Disruption of Nematodes
Disruption of Nematodes
Christopher E Hopkins, PhD, CSO, NemaMetrix Inc. (www.nemametrix.com)
The following lysis protocol provides >90% efficiency in releasing a cytoplasmic protein (for example, UNC-18) into the soluble fraction of a MiniBeadbeater lysate of nematodes:
Sucrose-gradient cleaned worms are centrifugally pelleted, then resuspend in ice-cold Lysis Buffer (M9 salts, 1% Triton, 1x protease inhibitors (Roche)) at 2x the pellet volume (50% worms). A MiniBeadbeater 2 ml microvial is filled to the 0.7 ml mark with 1 mm zirconia beads and 50% worms are added to fill the microvial to the top ( approx. 1400 ul of 50% worms used). The micro vial is capped, incerted into the MiniBeadbeater-Plus, and beadbeat at the maximum speed setting for 20 seconds. The vial is removed and immersed into a moving ice/water mix ( stir bar at approx. 200 rpm) for one minute. The beadbeating and ice water cooling are repeated 6 more times (2 min total processing time). Worm lysate supernatant is recovered by centrifugation at approx. 10K for 10-20 min.
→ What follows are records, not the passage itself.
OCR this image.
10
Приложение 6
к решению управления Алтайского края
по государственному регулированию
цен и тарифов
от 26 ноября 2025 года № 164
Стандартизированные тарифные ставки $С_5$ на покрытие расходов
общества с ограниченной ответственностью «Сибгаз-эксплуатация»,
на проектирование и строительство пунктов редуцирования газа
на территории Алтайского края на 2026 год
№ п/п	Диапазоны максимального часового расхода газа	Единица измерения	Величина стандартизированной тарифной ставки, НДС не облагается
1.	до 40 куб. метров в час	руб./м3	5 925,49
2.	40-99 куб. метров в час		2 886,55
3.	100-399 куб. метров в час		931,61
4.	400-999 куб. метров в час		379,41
Temperature measurements revealed a 20 second pulse caused a 12-14 degree increase in temperature. A one-minute ice water treatment returned the vial to nearly zero degrees. Other experiments demonstrated the LD50 time for nematode death occurred within 10 seconds of beadbeating.
One millimeter beads made of glass were 3x slower than the same size zirconia beads in achieving the same lysis efficiency. When 0.1mm glass beads were tried, most of the worms were not killed in a reasonable time (LD50 less than 1 min).